Critics contend cash-strapped customers might be tempted to take out loans to pay the bills and end up paying the high interest rates charged by payday lenders, while utilities argue it’s a convenient way for their customers to pay their bills, and payday lenders say few people take out loans to pay their bills.
The issue has been debated in Missouri for years and came up again at a recent meeting of payday lenders, utilities and consumer groups organized by the Missouri Public Service Commission. The commission’s staff is expected to present a report next month with a recommendation on whether the practice should be stopped.

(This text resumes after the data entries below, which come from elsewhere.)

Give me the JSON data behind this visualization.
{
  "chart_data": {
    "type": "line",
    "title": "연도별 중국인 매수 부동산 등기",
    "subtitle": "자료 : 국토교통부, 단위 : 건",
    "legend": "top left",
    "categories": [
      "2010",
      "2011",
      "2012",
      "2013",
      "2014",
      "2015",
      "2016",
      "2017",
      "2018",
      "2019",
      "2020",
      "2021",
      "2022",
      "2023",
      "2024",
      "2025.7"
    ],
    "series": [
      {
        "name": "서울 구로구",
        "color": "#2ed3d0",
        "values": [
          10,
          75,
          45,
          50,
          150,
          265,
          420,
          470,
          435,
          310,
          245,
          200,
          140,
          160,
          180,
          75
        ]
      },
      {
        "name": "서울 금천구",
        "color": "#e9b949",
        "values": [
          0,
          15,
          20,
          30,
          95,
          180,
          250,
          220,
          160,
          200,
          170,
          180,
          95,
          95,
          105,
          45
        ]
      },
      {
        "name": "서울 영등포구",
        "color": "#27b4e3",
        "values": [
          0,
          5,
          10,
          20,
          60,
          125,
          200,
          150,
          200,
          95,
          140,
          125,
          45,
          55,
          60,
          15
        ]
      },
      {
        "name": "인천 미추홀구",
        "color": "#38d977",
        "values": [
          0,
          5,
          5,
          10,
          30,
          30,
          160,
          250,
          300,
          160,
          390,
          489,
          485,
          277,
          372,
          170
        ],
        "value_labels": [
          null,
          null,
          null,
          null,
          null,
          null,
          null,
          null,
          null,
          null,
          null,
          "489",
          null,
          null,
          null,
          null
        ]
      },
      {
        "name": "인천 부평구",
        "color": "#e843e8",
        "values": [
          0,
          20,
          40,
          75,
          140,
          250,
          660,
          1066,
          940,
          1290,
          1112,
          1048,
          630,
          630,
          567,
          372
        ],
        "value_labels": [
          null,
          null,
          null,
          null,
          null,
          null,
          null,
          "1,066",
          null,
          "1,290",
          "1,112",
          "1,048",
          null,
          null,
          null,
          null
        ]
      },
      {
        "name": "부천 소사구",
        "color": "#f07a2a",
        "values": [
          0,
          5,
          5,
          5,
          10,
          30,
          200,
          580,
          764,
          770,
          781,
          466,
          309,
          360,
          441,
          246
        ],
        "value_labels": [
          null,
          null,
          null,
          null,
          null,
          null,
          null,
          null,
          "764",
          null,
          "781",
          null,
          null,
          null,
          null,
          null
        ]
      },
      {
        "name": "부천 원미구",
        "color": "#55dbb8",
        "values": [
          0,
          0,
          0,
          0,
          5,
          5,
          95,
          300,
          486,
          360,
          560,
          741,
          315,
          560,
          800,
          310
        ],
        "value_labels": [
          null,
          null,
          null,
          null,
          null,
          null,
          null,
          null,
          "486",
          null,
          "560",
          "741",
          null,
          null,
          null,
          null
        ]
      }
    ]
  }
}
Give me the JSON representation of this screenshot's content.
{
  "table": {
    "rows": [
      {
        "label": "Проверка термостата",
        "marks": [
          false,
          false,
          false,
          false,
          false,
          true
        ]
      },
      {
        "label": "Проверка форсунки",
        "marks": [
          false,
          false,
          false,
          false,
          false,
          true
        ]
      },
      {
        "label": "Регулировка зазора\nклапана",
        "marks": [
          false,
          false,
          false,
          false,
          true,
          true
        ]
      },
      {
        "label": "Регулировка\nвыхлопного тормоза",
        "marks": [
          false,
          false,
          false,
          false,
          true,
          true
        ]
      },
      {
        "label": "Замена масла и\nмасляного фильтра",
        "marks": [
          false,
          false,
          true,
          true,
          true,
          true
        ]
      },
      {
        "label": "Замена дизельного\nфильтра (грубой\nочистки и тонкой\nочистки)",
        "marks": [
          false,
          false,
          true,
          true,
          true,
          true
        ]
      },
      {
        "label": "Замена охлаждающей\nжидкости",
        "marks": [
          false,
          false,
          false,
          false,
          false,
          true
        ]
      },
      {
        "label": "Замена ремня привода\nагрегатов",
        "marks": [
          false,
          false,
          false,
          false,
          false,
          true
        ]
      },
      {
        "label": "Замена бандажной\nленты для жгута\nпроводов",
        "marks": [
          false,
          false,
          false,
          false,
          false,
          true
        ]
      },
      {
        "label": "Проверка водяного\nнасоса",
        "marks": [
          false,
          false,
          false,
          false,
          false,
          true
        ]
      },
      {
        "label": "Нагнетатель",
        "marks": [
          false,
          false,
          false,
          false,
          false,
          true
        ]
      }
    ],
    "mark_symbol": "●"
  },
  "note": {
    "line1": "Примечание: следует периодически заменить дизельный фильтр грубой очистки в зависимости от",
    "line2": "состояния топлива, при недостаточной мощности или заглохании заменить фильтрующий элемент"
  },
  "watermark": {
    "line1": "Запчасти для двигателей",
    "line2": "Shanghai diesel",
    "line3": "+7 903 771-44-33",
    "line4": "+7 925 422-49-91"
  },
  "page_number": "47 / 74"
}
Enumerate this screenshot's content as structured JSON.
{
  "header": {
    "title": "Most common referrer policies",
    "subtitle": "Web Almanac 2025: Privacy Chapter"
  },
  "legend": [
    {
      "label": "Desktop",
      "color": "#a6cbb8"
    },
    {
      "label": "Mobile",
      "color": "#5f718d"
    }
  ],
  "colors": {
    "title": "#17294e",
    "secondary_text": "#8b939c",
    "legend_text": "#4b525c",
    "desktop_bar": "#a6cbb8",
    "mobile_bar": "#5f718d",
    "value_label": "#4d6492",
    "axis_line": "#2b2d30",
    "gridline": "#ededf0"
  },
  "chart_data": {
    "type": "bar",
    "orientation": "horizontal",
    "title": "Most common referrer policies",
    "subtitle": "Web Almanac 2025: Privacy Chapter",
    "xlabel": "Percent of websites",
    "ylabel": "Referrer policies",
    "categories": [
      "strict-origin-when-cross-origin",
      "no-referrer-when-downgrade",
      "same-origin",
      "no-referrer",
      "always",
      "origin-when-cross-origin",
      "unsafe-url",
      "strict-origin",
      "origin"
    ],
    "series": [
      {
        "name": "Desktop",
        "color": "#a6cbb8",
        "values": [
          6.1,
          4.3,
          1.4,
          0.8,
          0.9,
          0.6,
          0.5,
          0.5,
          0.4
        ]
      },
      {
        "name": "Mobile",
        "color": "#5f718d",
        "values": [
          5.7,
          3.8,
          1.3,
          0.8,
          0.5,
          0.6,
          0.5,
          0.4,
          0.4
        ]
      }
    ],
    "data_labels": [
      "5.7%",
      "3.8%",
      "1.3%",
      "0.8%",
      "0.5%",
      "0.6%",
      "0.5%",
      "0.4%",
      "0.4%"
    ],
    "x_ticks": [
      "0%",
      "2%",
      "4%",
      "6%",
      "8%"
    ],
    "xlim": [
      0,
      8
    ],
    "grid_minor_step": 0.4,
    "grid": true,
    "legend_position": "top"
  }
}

The commission studied the issue in 2009 and 2011 before deciding not to ban the practice.
“We’ve been fighting this for years, and it’s finally getting some momentum,” said John Coffman, an attorney for the Consumers Council of Missouri.
Utilities have closed most of their storefront locations, which used to serve customers who paid in cash. KCP&L said 2.6 percent of its customers now use authorized walk-in pay stations, such as at grocery and convenience stores. But the utility also has authorized pay stations at eight check-cashing or payday loan offices in Missouri and one in Kansas.
“We only use one when we have no other way to have a walk-in payment option,” said Katie McDonald, a KCP&L spokeswoman. She said no customers have complained about using payday lenders.
The Missouri Energy Development Association, which represents the state’s investor-owned electric and natural gas utilities, said in a document filed with state regulators that it would be arbitrary to restrict the payday loan agents without compelling evidence of abusive business practices.
Berta Sailer, co-founder of Operation Breakthrough, a Kansas City social services group, said she hopes regulators stop the practice.
“People who turn to high-interest loans are desperate for money,” she said, “especially if they’ve fallen so far behind on payments that their utilities are turned off.”
The Office of the Public Counsel, a state agency that represents consumers on utility issues, also has criticized the practice for years.